NEW YORK CITY, New York: Microsoft announced on Monday that Nobelium, the Russian hackers behind the successful 2020 breach of U.S. federal agencies, compromised as many as 14 technology firms since May as part of another apparent espionage campaign, but did not name the victim companies or identify the ultimate targets.
Unlike the 2020 breach, the hackers have been striking a different part of the supply chain: companies that buy and distribute software and manage cloud computing services.
"This recent activity is another indicator that Russia is trying to gain long-term, systematic access to a variety of points in the technology supply chain and establish a mechanism for surveilling -- now or in the future -- targets of interest to the Russian government," said Tom Burt, Microsoft corporate vice president, as reported by CNN.

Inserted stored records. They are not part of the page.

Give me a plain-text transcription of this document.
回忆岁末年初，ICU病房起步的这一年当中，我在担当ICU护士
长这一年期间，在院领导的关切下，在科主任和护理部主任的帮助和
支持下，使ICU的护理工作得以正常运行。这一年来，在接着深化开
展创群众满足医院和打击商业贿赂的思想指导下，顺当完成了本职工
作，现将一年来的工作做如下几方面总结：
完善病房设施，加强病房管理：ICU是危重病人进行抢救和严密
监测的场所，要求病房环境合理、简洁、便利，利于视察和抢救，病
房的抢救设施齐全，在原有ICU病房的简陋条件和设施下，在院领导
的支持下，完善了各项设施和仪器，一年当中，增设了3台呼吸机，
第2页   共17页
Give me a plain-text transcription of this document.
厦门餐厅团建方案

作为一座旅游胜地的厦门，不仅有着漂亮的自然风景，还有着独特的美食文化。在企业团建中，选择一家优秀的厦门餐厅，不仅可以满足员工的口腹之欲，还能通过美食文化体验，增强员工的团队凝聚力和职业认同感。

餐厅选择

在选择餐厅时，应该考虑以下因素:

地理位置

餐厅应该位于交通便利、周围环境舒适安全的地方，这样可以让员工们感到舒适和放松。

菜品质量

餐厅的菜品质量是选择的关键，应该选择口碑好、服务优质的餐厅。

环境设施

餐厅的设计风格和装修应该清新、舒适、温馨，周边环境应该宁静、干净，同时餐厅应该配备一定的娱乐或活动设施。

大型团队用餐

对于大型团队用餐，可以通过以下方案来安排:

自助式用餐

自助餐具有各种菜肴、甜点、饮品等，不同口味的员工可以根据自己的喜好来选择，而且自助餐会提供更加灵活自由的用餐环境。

The ultimate goal is to "impersonate an organization's trusted technology partner to gain access to their downstream customers," Burt said.
The hackers are known to have used tampered with software made by federal contractor SolarWinds to breach at least nine U.S. agencies in activity that came to light in December 2020.
The Biden administration, in April, attributed the spying campaign to Russia's foreign intelligence service, the SVR, and criticized Moscow for exposing thousands of SolarWinds customers to malicious codes. Moscow has denied involvement.
Rob Joyce, head of the National Security Agency's Cybersecurity Directorate, on Monday morning shared the Microsoft announcement on Twitter and urged organizations to follow Microsoft's security recommendations.
Meanwhile, Defense Secretary Lloyd Austin previously told CNN the U.S. has "offensive options" to respond to cyberattacks, without being more specific.